Agentic Coding allows AI to function as a capable assistant, not just responding to queries but also proactively planning, executing, checking, and correcting tasks. For example, in Cursor’s Agent mode, AI can analyze code, devise solutions, modify files, run tests, and automatically fix issues—completing complex tasks without step-by-step guidance. In short, it acts as a “doer” rather than just a “Q&A machine”.

Multi-Agent Collaboration

Multi-agent collaboration involves multiple AIs working on different aspects of a project, akin to a small team. For instance, if you want to build a website, one AI could handle the overall structure, another could work on the frontend, another on backend logic, and yet another could focus on identifying bugs and checking code vulnerabilities. They collaborate without needing you to manage each one individually.

This approach has gained popularity in recent years because even the smartest single AI can overlook details, while “teamwork” can tackle genuinely complex tasks—just as we wouldn’t expect one person to be both a designer, programmer, and tester.

AI Orchestration

Orchestration is essentially the role of the “foreman” for an AI team. You have several AI agents, each capable of performing tasks, but someone must coordinate who does what, when, how data is shared, and how results are integrated. The orchestrator manages this process: it doesn’t write code itself but organizes the workflow, ensuring each AI does the right job at the right time.

Like a conductor leading an orchestra, the orchestrator ensures that each instrument plays in harmony, preventing chaos. Without it, a group of AIs working independently may lead to mistakes.

Agent Loop

The Agent Loop is the “think-act-check” cycle of AI work.

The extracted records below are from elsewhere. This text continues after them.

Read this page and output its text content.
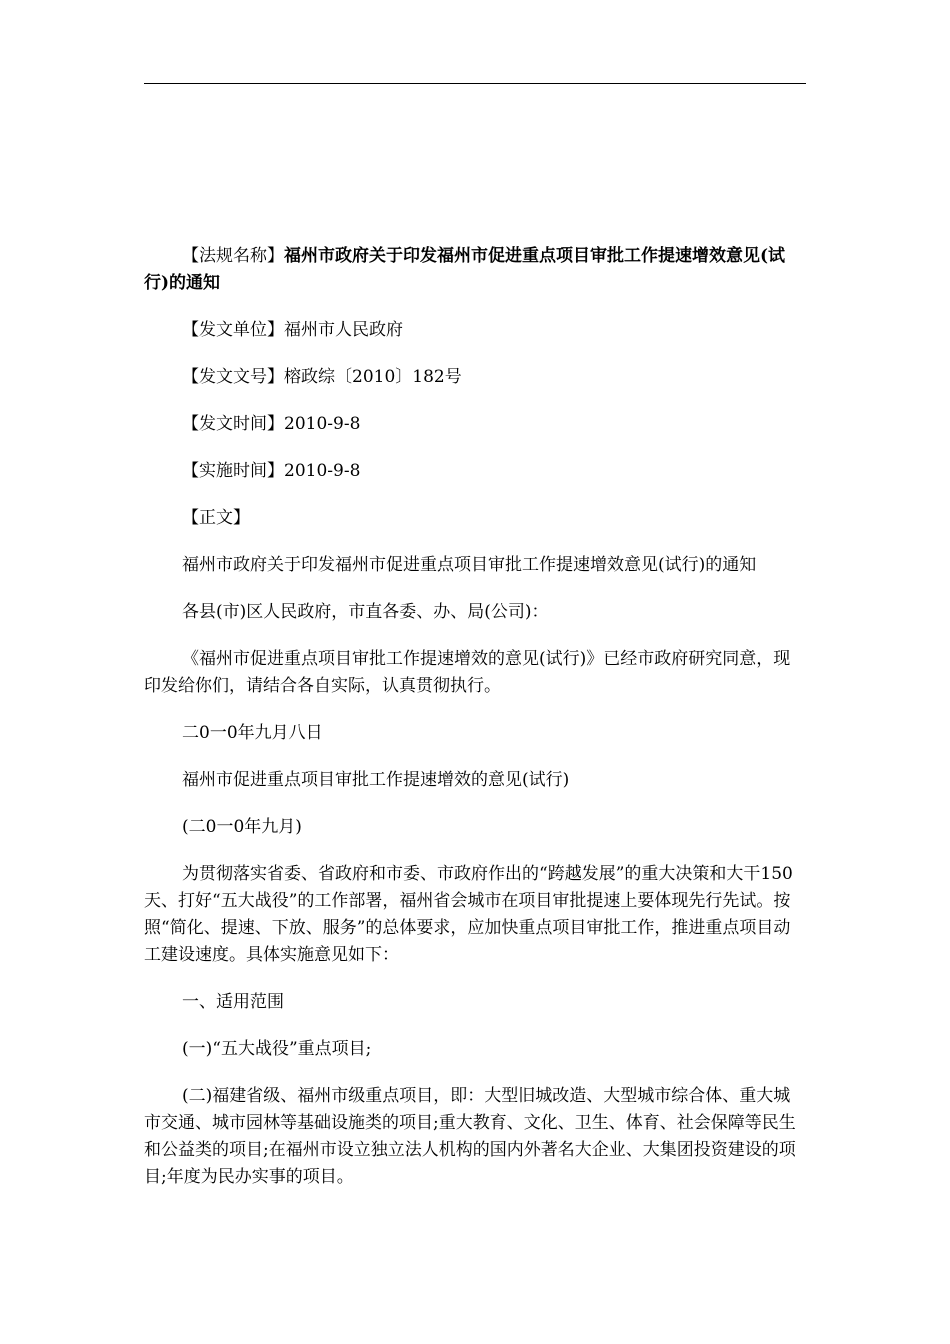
【法规名称】福州市政府关于印发福州市促进重点项目审批工作提速增效意见(试行)的通知

【发文单位】福州市人民政府

【发文文号】榕政综〔2010〕182号

【发文时间】2010-9-8

【实施时间】2010-9-8

【正文】

福州市政府关于印发福州市促进重点项目审批工作提速增效意见(试行)的通知

各县(市)区人民政府，市直各委、办、局(公司)：

《福州市促进重点项目审批工作提速增效的意见(试行)》已经市政府研究同意，现印发给你们，请结合各自实际，认真贯彻执行。

二0一0年九月八日

福州市促进重点项目审批工作提速增效的意见(试行)

(二0一0年九月)

为贯彻落实省委、省政府和市委、市政府作出的“跨越发展”的重大决策和大干150天、打好“五大战役”的工作部署，福州省会城市在项目审批提速上要体现先行先试。按照“简化、提速、下放、服务”的总体要求，应加快重点项目审批工作，推进重点项目动工建设速度。具体实施意见如下：

一、适用范围

(一)“五大战役”重点项目;

(二)福建省级、福州市级重点项目，即：大型旧城改造、大型城市综合体、重大城市交通、城市园林等基础设施类的项目;重大教育、文化、卫生、体育、社会保障等民生和公益类的项目;在福州市设立独立法人机构的国内外著名大企业、大集团投资建设的项目;年度为民办实事的项目。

It doesn’t just provide a one-off answer; instead, it iteratively refines its approach, examining the current situation (like reading code or checking errors), determining the next steps, executing changes, and then reviewing whether the modifications were successful. If not, it repeats the process until the task is completed.

When using Cursor Agent, you’re essentially employing an AI programmer that learns through trial and error, adjusting as needed. Understanding this helps clarify why it sometimes appears to loop back multiple times—it’s not stuck; it’s diligently closing the feedback loop.

ReAct: Reasoning and Acting

ReAct (Reasoning and Acting) enables AI to learn to “think while doing”. Previously, AI either outputted answers without action or acted without thought. ReAct addresses this issue by prompting AI to first consider the situation—“What’s happening? What should I do?”; then it takes action; after that, it checks the results; if they’re incorrect, it adjusts its approach.

This process is akin to troubleshooting a computer: first assessing whether the network cable is loose (reasoning), then tightening it (acting), checking if the internet works (observing), and if not, reconsidering by checking the router (re-reasoning). AI using ReAct systematically completes complex tasks through this iterative logic.

Tool Invocation

Tool invocation is the crucial step that transforms AI from a “talker” to a “doer”. AI can generate text but cannot perform physical tasks. However, through tool invocation, it can “call for help” when needed—like reading files, executing commands, querying the web, or connecting to databases.

The process involves four steps, resembling directing an intern:

1. Identifying the problem: AI realizes, “I can’t do this alone; I need to check something.”
2. Choosing the right tool: It decides whether to read a file or call an API.
3. Issuing instructions: Instead of doing it itself, it specifies, “Please use the XX tool with parameters A, B, C.”
4. Processing results: Once the system retrieves the results, AI combines this information to continue working or responding.